Washington Post reports:
In the fall, as students head back to campuses, the campaign plans a push to launch new or reengage existing chapters of Students for Hillary, in an effort to mobilize young voters at about 280 college campuses across the country. It is part of an overall goal of registering more than 3 million new voters this election.
Student organizers will launch regular phone banks, voter registration drives and voter outreach efforts on their campuses. The efforts will be reinforced by celebrity surrogates and campaign staffers who will participate in voter registration drives and round tables as well as a social media engagement campaign.
Last week, the campaign also announced that it would launch a voter registration and mobilization effort at Historically Black Colleges and Universities.
E.J. Dionne writes about Hillary Clinton Republicans for Truth Dig:
Not since Barry Goldwater’s 1964 campaign has there been such widespread public disavowal by Republicans of their party’s nominee. The Hillary Clinton Republicans will be one of the most important legacies of the 2016 campaigns. 

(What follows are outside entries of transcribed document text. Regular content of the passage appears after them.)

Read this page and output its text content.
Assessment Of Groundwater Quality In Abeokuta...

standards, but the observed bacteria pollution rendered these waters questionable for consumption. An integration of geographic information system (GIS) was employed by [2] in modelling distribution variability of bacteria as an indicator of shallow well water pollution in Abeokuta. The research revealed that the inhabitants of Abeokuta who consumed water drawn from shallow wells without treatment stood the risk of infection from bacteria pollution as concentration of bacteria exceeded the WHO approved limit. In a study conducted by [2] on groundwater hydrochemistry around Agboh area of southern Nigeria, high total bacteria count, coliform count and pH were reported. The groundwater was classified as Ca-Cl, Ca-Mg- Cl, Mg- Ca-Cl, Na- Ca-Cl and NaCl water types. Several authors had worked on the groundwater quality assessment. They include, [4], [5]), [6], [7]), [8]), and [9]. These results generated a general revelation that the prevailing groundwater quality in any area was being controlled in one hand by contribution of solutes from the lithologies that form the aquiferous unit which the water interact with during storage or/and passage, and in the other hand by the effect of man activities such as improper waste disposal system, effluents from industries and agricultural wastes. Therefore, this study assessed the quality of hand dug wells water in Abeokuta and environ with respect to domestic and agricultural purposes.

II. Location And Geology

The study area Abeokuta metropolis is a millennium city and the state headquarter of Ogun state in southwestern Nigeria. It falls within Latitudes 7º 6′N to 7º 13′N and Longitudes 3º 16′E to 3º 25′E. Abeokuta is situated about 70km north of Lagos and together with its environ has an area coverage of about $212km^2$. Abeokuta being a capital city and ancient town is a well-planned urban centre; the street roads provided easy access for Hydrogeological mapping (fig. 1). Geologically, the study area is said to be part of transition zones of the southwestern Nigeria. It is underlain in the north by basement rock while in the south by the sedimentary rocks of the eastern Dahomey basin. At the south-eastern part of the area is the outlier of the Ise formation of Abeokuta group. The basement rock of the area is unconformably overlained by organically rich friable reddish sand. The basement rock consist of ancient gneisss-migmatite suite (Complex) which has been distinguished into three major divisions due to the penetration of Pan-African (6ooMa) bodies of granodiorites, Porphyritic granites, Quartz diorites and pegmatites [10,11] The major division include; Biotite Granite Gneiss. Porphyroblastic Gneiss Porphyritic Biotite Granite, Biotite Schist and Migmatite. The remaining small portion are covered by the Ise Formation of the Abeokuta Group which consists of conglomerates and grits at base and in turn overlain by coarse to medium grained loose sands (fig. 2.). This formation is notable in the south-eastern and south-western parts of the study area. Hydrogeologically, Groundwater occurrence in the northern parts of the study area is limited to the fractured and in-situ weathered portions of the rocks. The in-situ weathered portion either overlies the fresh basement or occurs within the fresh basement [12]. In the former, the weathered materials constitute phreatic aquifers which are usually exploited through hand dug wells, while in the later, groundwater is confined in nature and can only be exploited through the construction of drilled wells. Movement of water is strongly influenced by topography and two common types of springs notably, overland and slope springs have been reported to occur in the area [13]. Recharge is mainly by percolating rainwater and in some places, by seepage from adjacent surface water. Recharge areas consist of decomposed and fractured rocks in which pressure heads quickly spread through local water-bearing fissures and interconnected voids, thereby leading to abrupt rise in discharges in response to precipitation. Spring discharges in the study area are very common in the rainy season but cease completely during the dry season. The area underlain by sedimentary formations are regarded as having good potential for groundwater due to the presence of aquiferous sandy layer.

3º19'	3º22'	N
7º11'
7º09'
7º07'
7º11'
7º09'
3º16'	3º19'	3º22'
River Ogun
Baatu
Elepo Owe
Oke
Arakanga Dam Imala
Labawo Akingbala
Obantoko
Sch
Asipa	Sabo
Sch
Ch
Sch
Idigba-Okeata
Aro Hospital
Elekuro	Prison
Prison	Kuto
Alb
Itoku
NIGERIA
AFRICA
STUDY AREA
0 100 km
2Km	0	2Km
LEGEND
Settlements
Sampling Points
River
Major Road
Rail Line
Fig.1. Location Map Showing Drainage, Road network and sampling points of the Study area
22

Any long-term electoral effect of the rise of Clinton Republicans is likely to be felt among the white college-educated whom Trump has so alienated. Trump’s turn to the hard right, reinforced by his hiring of Breitbart’s Steve Bannon as his campaign CEO, could further aggravate the GOP’s problem with such voters. Trump muddled his position on immigration to try to win some of them back.
Clinton’s hope if she wins is that the existence of Clinton Republicans will make her relations with the GOP in Congress easier. Especially if Democrats take the Senate, Republicans in the House—even if they keep their majority—might give her some room to win legislative victories, particularly on immigration reform and large-scale infrastructure investment. On the other hand, GOP politicians who opposed Trump or were lukewarm about him might seek to restore their bona fides with Trump’s constituency by being especially ferocious in their opposition to Clinton.
All this, however, is premised on a Clinton victory. If the race tightens, Republicans who know that Trump should not be president will have to be less grudging about lending their full support to Clinton. She tried to encourage them last week by declaring that Trump’s extremism represented neither “conservatism as we have known it” or “Republicanism as we have known it.” Her unspoken message: The stakes for the party’s dissenters are too high for halfway measures and bet hedging.